Bringing Whales Ashore by Arch Jakobina K

Bringing Whales Ashore by Arch Jakobina K

Author:Arch, Jakobina K.
Language: eng
Format: epub
Publisher: University of Washington Press
Published: 2018-03-18T16:00:00+00:00


EXPLAINING WHALES: DESCRIPTIONS OF WHALERS AND THEIR PREY

Judging from the number of texts describing whaling groups that still exist today, many people were just as curious about the whaling groups who conquered whales as they were about the whales themselves. Descriptions of the process of capturing whales and of the different villages that practiced organized whaling provided another vector for whale-related information that made the marine environment more relevant to people who did not live in whaling or fishing villages. Two of the most famous and comprehensive works about whales from the nineteenth century, “Geishikō” (1808) and Isanatori ekotoba (1832), combined natural history information, including anatomical and classificatory images of whale species, with details about the process of capturing whales. Both of these works show how different types of information about whales intersected and spread beyond whaling areas themselves, and how it is not possible to break information from the period down into neatly isolated boxes based on specializations that exist today (e.g., science, pop culture, art, etc.). Given the broad interests of most scholars, as whales drove unique representations of anatomy and forced a rethinking of the materia medica–based classification system, we should expect to see scholars thinking about whales from other perspectives as well. The process of writing “Geishikō” is a particularly good illustration of how networking between scholars with different training brought curiosity about whales and whalers into all kinds of conversations.

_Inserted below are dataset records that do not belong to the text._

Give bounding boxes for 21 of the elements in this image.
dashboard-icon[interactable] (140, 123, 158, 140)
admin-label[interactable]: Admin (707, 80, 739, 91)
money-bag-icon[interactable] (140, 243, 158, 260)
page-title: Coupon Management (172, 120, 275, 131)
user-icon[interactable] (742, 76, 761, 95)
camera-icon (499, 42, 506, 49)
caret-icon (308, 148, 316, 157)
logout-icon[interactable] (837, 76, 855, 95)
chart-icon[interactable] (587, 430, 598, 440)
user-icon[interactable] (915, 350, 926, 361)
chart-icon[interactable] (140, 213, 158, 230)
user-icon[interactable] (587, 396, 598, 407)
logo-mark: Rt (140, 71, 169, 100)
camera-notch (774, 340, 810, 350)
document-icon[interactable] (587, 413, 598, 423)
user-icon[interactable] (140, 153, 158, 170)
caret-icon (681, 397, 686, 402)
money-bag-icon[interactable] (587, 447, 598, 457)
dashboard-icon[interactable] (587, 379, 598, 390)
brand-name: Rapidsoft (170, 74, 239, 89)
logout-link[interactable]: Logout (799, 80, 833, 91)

“Geishikō” describes whaling based on book research and also the author’s interviews of people involved in Hirado domain’s Ikitsukishima whaling group (map 2). The author, Confucian scholar Ōtsuki Heisen, had no real connection to the whalers there before he stopped by to collect information about whaling for his cousin, doctor and Dutch studies scholar Ōtsuki Gentaku. Gentaku’s interest had been sparked by conversations with a patient of his in Edo who happened to be the former leader of the Masutomi whaling group. Thus, the manuscript shows the kinds of information that an interested outsider who was also a scholar might want to know about the process and context for the whaling industry in the early nineteenth century. It also provides an interesting comparison to the kinds of information circulating from earlier trips like Genjō and Matsugen’s, whose original writing and illustration do not survive. “Geishikō” remained as a manuscript and was never published, but like many manuscripts in the period, it did circulate in hand-copied form, and some of its information and illustrations were clearly used in the production of Isanatori ekotoba.38

Because of Gentaku’s ties to Dutch studies, “Geishikō” is based on both Japanese and Dutch sources.39 The text is divided into six volumes, of which the first three focus on what we would consider today to be scientific information, including whale names and classifications, as well as skeleton and internal organ diagrams. The last three sections contain information about the process of whaling rather than about whales themselves. The anatomical diagrams are of a very different type from the anatomical whale in scrolls like “Diagram of six whales.